1) In lesioned side of substantia nigra and corpus striatum, the TH immunoreactivity was markedly decreased in whole experimental groups. 2) Using optical densitometry, microglia induced immunoreactivity of OX-42 was counted at SN and corpus striatum. At SN, it was increased significantly on the lesioned side in control and all time-dependent experimental groups. At striatum, it was increased significantly in post lesion 3-day group only(p < 0.05). Compared to control group, immunoreactivity of OX-42 on lesioned side was increased in groups, except post lesion 21-day group, at SN. Only post lesion 3-day group showed significance at striatum(p < 0.05). Compared to SN region, immunoreactivity of OX-42 was much weaker in striatum. 3) Microscopically, the microglias showed typically different activation pattern. At SN, numerous phagocytic microglias were found at pars compacta and reticularis of lesion side. At striatum, no phagocytic form was found and the intensity of staining was much weaker. 4) At SN, the immunoreactivity of osteopontin showed definite laterality and it was markedly increased at pars compacta of lesion side with relatively short duration time. At striatum, however, it was not detected by in situ hybridization technique.
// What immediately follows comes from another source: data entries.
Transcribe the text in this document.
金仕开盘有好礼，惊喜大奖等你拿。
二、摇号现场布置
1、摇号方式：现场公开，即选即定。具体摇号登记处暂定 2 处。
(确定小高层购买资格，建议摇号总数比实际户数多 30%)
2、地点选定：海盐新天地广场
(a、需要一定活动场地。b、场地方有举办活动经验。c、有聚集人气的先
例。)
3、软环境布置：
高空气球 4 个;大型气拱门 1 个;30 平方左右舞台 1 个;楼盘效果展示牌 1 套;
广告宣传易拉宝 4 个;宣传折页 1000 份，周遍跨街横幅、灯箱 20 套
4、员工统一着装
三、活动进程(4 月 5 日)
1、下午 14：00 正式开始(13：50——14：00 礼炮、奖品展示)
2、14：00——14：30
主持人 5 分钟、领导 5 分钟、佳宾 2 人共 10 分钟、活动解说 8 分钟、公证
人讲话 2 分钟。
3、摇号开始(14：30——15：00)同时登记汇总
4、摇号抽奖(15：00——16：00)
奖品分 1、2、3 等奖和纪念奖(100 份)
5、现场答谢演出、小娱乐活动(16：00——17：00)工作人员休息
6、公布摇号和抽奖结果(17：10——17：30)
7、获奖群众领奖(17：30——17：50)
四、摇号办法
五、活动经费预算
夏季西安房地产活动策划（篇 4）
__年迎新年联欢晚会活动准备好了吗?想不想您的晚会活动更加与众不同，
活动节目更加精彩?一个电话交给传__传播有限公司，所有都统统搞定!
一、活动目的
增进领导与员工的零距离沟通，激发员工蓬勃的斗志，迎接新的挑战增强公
The nigral 6-OHDA induced rat model of Parkinson's disease revealed several characteristic patterns of microglial reaction. At SN, microglias was activated shortly after direct neuronal damage and maintained for about three weeks. In contrast, despite of sufficient dopaminergic insufficiency at striatum, activation of microglias was trivial, and distinguished 3 day later. Antegrade slow neuronal degeneration is major pathophysiology in striatal dopaminergic deficiency. So, the acuteness of neuronal damage and consequential degree of neuronal degeneration may be important factor for microglial activation in neurodegenerative diseases such as Parkinson's disease. Additionally, osteopontin may be a possible marker for several subsets of activated microglia, possibly the phagocytic form.